Find the derivative of the function \( y=x^{3} \cos ^{-1} x \) \( \begin{array}{l}\text { a) } \\ y \\ \prime \\ =3 x^{2} \cdot \frac{1}{\sqrt{1-x^{2}}}+\cos ^{-1}(x) \\ y^{\prime}=3 x^{2} \cos ^{-1}(x)+3 x^{2} \frac{(-1)}{\sqrt{1-x^{2}}} \\ \text { c) } y \prime=3 x^{2} \cos ^{-1}(x) \\ \text { d) } y \prime=\frac{-x^{3}}{\sqrt{1-x^{2}}}+3 x^{2} \cos ^{-1}(x)\end{array} \)

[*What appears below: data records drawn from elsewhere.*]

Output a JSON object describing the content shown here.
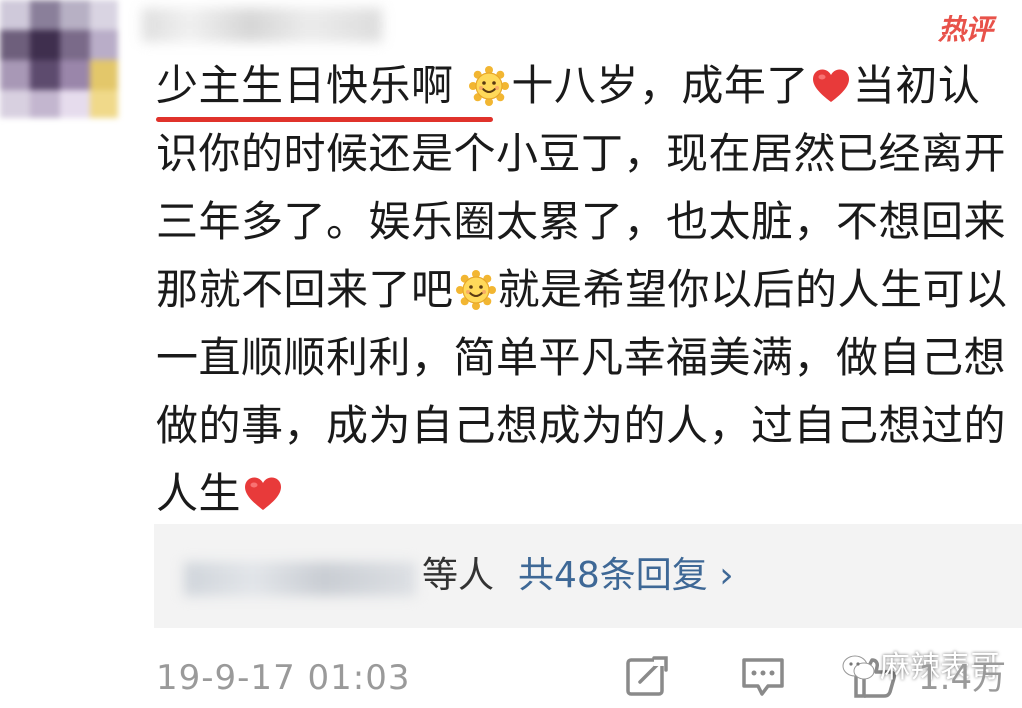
{
  "comment": {
    "badge": "热评",
    "highlight": "少主生日快乐啊",
    "segment_1": "十八岁，成年了",
    "segment_2": "当初认识你的时候还是个小豆丁，现在居然已经离开三年多了。娱乐圈太累了，也太脏，不想回来那就不回来了吧",
    "segment_3": "就是希望你以后的人生可以一直顺顺利利，简单平凡幸福美满，做自己想做的事，成为自己想成为的人，过自己想过的人生"
  },
  "replies": {
    "suffix": "等人",
    "link": "共48条回复 ›"
  },
  "footer": {
    "timestamp": "19-9-17 01:03",
    "watermark": "麻辣表哥",
    "like_count": "1.4万"
  },
  "icons": {
    "sun_emoji": "sun-face-emoji",
    "heart_emoji": "red-heart-emoji",
    "share": "share-edit-icon",
    "comment": "comment-bubble-icon",
    "like": "thumbs-up-icon",
    "wechat": "wechat-icon"
  },
  "colors": {
    "accent_red": "#e0322b",
    "link_blue": "#3e6896",
    "meta_gray": "#9a9a9a"
  }
}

To find the derivative \( y' \) of the function \( y=x^{3} \cos ^{-1} x \), we will use the product rule, which states that if you have two functions \( u \) and \( v \), then \( (uv)' = u'v + uv' \). Here, let: \( u = x^{3} \) and \( v = \cos^{-1} x \). Now, calculate the derivatives: - \( u' = 3x^{2} \) - \( v' = \frac{-1}{\sqrt{1-x^{2}}} \) (the derivative of \( \cos^{-1} x \)) Applying the product rule: \[ y' = u'v + uv' = (3x^{2})(\cos^{-1} x) + (x^{3})\left(\frac{-1}{\sqrt{1-x^{2}}}\right) \] So, the final derivative is: \[ y' = 3x^{2} \cos^{-1} x - \frac{x^{3}}{\sqrt{1-x^{2}}} \] This matches the option: \( d) \ y' = 3 x^{2} \cos^{-1}(x) - \frac{x^{3}}{\sqrt{1-x^{2}}} \) (essentially option d but note the sign with the cosine inverse formulation). Make sure to double-check the options for any minor discrepancies!